A business can appear highly profitable on paper yet still fail if it does not have enough cash available to meet its daily financial obligations. This often happens when customers are given much longer payment terms than those offered by suppliers. Maintaining positive cash flow ensures that your business continues operating smoothly without relying on expensive bank financing.
Beyond ensuring business continuity, healthy cash flow gives you the flexibility to negotiate better supplier terms and seize investment opportunities whenever they arise. Whether you want to expand your business, launch a new product or recruit new talent, you need complete visibility over how much cash will be available next week and next month.
How can you analyse your company's current cash flow?
Cash flow analysis should become a weekly—or at the very least monthly—habit. Start by organising every financial movement into three key categories: operating activities (your day-to-day business), investing activities (equipment or software purchases), and financing activities (loans or capital injections).
The fastest way to obtain an accurate financial snapshot is by reconciling your invoicing software with your bank statements. You should calculate two essential indicators: the Average Collection Period (ACP) and the Average Payment Period (APP). If your ACP is longer than your APP, it means you are effectively financing your customers while putting unnecessary pressure on your own liquidity.
| Financial Indicator | What does it measure? | Cash Flow Objective |
|---|---|---|
| Average Collection Period (ACP) | Average time customers take to pay invoices | Reduce as much as possible (get paid faster) |
| Average Payment Period (APP) | Average time the business takes to pay suppliers | Extend responsibly (without missing payment deadlines) |
| Operating Cash Balance | Cash generated exclusively by normal business activity | Keep consistently positive and growing |
What are the best ways to speed up customer payments?
If you want cash to reach your account faster, remove every possible barrier to payment. The first rule is simple: issue invoices immediately after delivering the product or completing the service. Every day you delay sending an invoice is another day before your customer is likely to pay.
Another highly effective strategy is expanding and modernising your payment options. Offering convenient digital payment methods directly on your invoices makes paying easier and significantly speeds up collections. With Moloni ON, these payment methods can be integrated into your digital invoices, allowing customers to pay in just a few clicks from their computer or mobile device.
Finally, establish a clear and automated collection policy. Don't hesitate to remind customers about upcoming due dates. Schedule automatic reminders before invoices become overdue and send professional follow-up notices whenever payments are delayed. You can also encourage early payments by offering small settlement discounts or applying late payment interest to discourage unnecessary delays.
How can you optimise supplier payments without damaging relationships?
Managing cash outflows requires just as much strategy as managing incoming revenue. Optimising supplier payments does not mean paying late or failing to meet agreed deadlines—it means negotiating payment terms that better match your sales cycle. If your suppliers expect immediate payment while your customers typically pay within 30 days, your cash flow will inevitably suffer.

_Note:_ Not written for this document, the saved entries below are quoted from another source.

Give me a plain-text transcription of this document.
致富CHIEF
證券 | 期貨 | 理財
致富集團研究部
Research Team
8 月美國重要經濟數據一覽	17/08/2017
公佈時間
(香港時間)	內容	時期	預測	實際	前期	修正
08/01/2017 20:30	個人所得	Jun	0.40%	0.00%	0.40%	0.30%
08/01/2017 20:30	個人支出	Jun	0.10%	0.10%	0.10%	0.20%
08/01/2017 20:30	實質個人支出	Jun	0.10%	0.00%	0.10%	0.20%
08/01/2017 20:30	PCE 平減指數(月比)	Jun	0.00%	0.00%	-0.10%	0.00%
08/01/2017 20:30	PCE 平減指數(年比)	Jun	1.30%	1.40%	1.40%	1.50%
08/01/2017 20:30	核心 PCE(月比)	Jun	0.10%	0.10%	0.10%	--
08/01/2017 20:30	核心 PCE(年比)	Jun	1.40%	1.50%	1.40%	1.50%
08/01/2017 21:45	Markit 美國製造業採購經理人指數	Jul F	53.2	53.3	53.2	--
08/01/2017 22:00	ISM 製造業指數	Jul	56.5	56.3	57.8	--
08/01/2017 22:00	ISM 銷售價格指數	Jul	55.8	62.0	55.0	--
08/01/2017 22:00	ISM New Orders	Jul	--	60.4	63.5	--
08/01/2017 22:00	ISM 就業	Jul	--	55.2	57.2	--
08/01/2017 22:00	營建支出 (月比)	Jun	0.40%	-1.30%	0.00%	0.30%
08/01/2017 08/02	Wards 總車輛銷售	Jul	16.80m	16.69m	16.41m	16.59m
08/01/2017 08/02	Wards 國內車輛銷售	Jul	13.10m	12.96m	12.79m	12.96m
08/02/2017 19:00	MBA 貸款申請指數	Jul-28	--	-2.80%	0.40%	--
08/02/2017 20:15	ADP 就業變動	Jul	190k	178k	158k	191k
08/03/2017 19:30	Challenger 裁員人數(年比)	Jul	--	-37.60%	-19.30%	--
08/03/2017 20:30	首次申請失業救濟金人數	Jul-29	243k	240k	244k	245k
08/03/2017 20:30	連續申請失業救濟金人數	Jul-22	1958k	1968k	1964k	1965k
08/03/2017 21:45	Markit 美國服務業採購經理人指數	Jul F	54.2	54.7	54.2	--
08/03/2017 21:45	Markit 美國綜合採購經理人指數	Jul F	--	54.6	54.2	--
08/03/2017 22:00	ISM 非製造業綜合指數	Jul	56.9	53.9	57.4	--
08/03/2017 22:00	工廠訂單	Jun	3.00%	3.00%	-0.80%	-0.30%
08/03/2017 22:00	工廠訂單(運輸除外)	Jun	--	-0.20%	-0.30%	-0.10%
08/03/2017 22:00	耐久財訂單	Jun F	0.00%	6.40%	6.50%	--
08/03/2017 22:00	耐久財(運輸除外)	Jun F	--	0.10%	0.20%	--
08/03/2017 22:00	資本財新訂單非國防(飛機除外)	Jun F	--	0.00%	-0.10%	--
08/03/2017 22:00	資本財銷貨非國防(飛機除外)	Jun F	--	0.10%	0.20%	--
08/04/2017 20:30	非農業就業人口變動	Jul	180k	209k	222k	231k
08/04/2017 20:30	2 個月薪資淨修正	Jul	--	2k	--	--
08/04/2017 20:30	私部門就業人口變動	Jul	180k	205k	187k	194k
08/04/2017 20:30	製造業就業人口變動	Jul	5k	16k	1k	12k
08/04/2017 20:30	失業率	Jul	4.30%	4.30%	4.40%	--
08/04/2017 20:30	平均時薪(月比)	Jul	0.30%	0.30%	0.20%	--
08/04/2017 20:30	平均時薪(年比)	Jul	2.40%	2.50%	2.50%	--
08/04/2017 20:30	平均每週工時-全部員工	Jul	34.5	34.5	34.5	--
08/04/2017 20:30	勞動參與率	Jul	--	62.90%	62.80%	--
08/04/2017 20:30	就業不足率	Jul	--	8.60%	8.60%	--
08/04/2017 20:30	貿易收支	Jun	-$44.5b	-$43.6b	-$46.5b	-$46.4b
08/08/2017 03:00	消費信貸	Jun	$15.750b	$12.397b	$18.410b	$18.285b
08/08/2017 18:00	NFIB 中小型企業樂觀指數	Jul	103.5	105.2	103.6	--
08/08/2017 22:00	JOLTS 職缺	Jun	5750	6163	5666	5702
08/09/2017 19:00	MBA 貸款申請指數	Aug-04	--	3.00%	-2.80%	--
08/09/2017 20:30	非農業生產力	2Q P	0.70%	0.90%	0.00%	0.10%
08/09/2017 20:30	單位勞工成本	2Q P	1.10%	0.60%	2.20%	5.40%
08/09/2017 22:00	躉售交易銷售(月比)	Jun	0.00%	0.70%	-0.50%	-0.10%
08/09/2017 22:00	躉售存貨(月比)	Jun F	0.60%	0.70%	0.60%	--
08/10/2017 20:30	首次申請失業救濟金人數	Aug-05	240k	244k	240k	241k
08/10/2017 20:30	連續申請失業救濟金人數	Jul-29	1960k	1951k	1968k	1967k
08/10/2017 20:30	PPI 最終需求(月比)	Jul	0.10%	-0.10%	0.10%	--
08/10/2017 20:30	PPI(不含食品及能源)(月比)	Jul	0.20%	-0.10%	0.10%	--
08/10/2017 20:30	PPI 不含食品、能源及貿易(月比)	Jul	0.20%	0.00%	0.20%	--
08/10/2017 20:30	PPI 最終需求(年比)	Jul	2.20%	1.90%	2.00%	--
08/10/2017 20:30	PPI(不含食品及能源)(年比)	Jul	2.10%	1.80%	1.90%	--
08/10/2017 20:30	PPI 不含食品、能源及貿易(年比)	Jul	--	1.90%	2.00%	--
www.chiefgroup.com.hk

Whenever possible, negotiate longer payment terms with trusted suppliers by demonstrating that you are a reliable business partner. Conversely, if your cash position is strong, consider offering early payment in exchange for meaningful commercial discounts. This approach reduces your operating costs while increasing your overall profit margins.
Use your payment calendar strategically by grouping supplier payments on specific dates each month—for example, on the 10th and 25th. Doing so provides greater visibility over your outgoing cash, making your bank balance far easier to manage while avoiding unexpected debits that disrupt your financial planning.
How can Moloni ON automate and transform your financial management?
Managing cash flow manually through spreadsheets is outdated and highly susceptible to costly errors. Moloni ON provides a cloud-based platform that centralises your invoicing while giving you complete visibility over your business finances. Every invoice issued through the platform immediately displays its status, allowing you to see what has been paid, what remains outstanding, and which invoices are overdue.
Automation is one of Moloni ON's greatest strengths. You can create user profiles for your team, automate recurring invoices for subscription-based customers, and schedule reminder emails for overdue accounts. All your financial data is securely stored in the cloud and remains accessible from any device, whether you're in the office or working remotely.
In addition, the platform's integration between invoicing and financial reporting significantly reduces your accountant's administrative workload. Instead of spending hours organising paperwork at the end of each month, Moloni ON automatically generates clear sales reports and simplifies data exports, allowing you to make informed business decisions based on accurate, real-time figures.
Invoice created in Moloni ON → Automatic invoice delivery with payment link → Immediate customer payment → Real-time cash flow update
How does tax planning protect your company’s liquidity?
In Portugal, tax obligations require careful planning to ensure they do not unexpectedly drain your company's cash reserves. Value Added Tax (VAT) is the perfect example: the VAT you collect from customers does not belong to your business—it belongs to the Portuguese Tax Authority. If you spend this money on day-to-day operations, you may face serious liquidity issues when your VAT return becomes due.
The key is to set aside tax liabilities as soon as payments are received. Whenever a customer pays an invoice, allocate the corresponding VAT amount—and an estimate for Corporate Income Tax (IRC)—to a separate business savings account or reserve. Moloni ON makes this process easier by providing a clear overview of both collected VAT and deductible VAT, allowing you to anticipate your future tax obligations.
You should also keep a close eye on the Portuguese tax calendar. Meeting deadlines for submitting the SAF-T (PT) invoicing file (which must be reported by the 5th day of the month following issuance), making corporate tax prepayments and withholding tax payments helps you avoid costly penalties. Staying fully compliant with tax regulations is, in itself, one of the most effective ways to protect your company's cash flow.
How can inventory management free up working capital?
Inventory sitting on your shelves represents money that is not working for your business. If you purchase products that remain unsold for months, you are tying up cash that could otherwise be used to pay operating expenses or invest in marketing and growth. Efficient inventory management plays a crucial role in maintaining healthy cash flow.
Start by applying the Pareto Principle (ABC analysis) to your product catalogue. Identify the 20% of products responsible for generating 80% of your sales and prioritise maintaining adequate stock levels for these items. Products with slower turnover should be purchased more conservatively or managed using a Just-in-Time strategy, ordering inventory only when customer demand is confirmed.
Using your invoicing software's stock management features allows you to monitor inventory levels in real time and create minimum stock alerts. Moloni ON helps you track every inventory movement, preventing unnecessary purchases while ensuring your purchasing decisions reflect actual customer demand.
What are the most common cash management mistakes you should avoid?
One of the most common mistakes made by new business owners is mixing personal and business finances. Withdrawing money directly from your company's cash reserves for personal expenses distorts your accounting records and makes it difficult to assess your company's true financial health. Instead, establish a fixed salary or owner's draw and stick to it consistently.
Another critical mistake is being overly optimistic when forecasting future sales. Planning next month's expenses based on potential deals that have not yet been closed is a risky strategy. Always prepare your cash flow forecasts using conservative scenarios and focus on income that is already confirmed rather than expected.
Finally, operating without a working capital reserve or emergency fund leaves your business highly exposed to unexpected events. Markets can change, important customers may delay payments, or essential equipment may suddenly fail. Ideally, your company should maintain a financial reserve covering at least three to six months of fixed operating expenses, providing stability and protecting your business against unforeseen circumstances.